By André Chanavat | 25 September 2012
Today’s launch of the World Wildlife Fund’s The 2050 criteria guide to responsible investment in agricultural, forest, and seafood commodities should be commended for providing a detailed and yet practical framework to help financial institutions engage in sustainable investment practices across soft commodities.
Faced with the world’s global population set to increase by anywhere between 1 and 4 billion in 2050 and the subsequent increased demand and constraints this will have on accessing basic goods and resources, there is a clear need to accelerate sustainable ways of production, consumption and investment.
Just one of the many statistics that the report highlights which you cannot help but be startled by: humanity must now produce more food in the next four decades than we have in the last 8,000 years of agriculture. Examples such as the below chart also illustrate humanity’s ecological footprint (demand) continuing to outstrip earth’s finite bio-capacity (supply).
These observations as well as many others specific to each of the 10 commodities that are explored in detail, underline the importance of the work carried out by the WWF to provide examples of best practice, transparency and practical guidance to the investment community. The report also manages to tackle complex commodity specific issues around sustainability and distill them into very useful key performance criteria with novel info graphics highlighting the relationship between social and environmental risks with key performance criteria and their degree of relevancy.
The report also highlights that what is often lacking for achieving sustainability is the alignment of producers, buyers and financiers around credible certification and performance criteria across commodities. So today’s newly released guide is a step which will hopefully help align investors around a set of key indicators when trying to identify responsible companies and projects in the agricultural, forest and seafood industries.

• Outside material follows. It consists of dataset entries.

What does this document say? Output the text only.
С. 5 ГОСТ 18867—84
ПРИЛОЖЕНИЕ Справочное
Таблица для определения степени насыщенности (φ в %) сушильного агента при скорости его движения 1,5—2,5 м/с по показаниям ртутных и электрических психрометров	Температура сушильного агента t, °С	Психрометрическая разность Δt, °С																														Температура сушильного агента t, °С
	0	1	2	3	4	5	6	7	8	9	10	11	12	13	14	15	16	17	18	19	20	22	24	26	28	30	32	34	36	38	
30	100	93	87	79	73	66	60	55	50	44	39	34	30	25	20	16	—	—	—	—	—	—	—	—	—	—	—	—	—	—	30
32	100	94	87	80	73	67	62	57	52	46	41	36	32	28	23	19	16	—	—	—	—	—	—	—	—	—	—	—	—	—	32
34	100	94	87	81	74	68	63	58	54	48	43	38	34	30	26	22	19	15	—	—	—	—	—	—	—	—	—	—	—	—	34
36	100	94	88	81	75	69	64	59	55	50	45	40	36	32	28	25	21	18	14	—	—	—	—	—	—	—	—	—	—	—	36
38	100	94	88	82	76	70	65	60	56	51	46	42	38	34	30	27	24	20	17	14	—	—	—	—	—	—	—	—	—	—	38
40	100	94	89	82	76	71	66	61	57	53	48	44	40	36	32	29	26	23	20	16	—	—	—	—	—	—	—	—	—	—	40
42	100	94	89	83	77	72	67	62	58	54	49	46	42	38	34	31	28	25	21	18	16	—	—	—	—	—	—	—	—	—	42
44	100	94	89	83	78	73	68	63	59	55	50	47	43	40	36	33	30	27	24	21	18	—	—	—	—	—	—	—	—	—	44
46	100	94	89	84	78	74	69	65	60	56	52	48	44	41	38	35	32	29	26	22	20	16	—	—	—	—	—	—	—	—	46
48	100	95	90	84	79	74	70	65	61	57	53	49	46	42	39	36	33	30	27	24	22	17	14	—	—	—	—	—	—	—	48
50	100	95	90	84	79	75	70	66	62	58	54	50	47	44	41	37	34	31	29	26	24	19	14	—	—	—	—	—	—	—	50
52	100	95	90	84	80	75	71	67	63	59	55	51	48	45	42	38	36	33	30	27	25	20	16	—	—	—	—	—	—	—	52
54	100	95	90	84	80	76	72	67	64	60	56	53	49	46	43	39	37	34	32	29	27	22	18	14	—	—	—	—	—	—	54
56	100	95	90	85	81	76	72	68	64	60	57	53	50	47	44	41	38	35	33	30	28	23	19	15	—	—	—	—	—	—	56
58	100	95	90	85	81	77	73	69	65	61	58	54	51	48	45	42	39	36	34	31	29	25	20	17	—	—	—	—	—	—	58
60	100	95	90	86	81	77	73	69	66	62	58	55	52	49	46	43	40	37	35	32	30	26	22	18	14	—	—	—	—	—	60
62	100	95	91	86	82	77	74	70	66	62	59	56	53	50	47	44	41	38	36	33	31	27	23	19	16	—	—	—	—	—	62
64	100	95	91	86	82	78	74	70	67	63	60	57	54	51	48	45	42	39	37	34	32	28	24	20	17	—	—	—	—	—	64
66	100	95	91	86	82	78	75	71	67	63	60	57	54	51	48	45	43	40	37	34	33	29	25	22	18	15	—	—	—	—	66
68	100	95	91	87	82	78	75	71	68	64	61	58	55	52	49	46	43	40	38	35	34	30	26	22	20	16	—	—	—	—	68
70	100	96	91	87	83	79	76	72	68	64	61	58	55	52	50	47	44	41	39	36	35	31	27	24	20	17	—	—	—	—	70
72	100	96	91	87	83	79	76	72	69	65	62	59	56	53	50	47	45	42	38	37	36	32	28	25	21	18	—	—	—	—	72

By adopting the guidance in The 2050 Criteria, the WWF believes that financiers will be able to:
- Manage critical business and reputational risks
- Reduce transaction costs and simplify decision making by aligning investment criteria with leading industry practice
- Contribute to improved risk adjusted returns
- Shape responsible practices on the ground in these high-impact sectors
This report and its key indicators should come as a new opportunity for the private sector to take a lead in tackling these key issues related to business and reputational risk.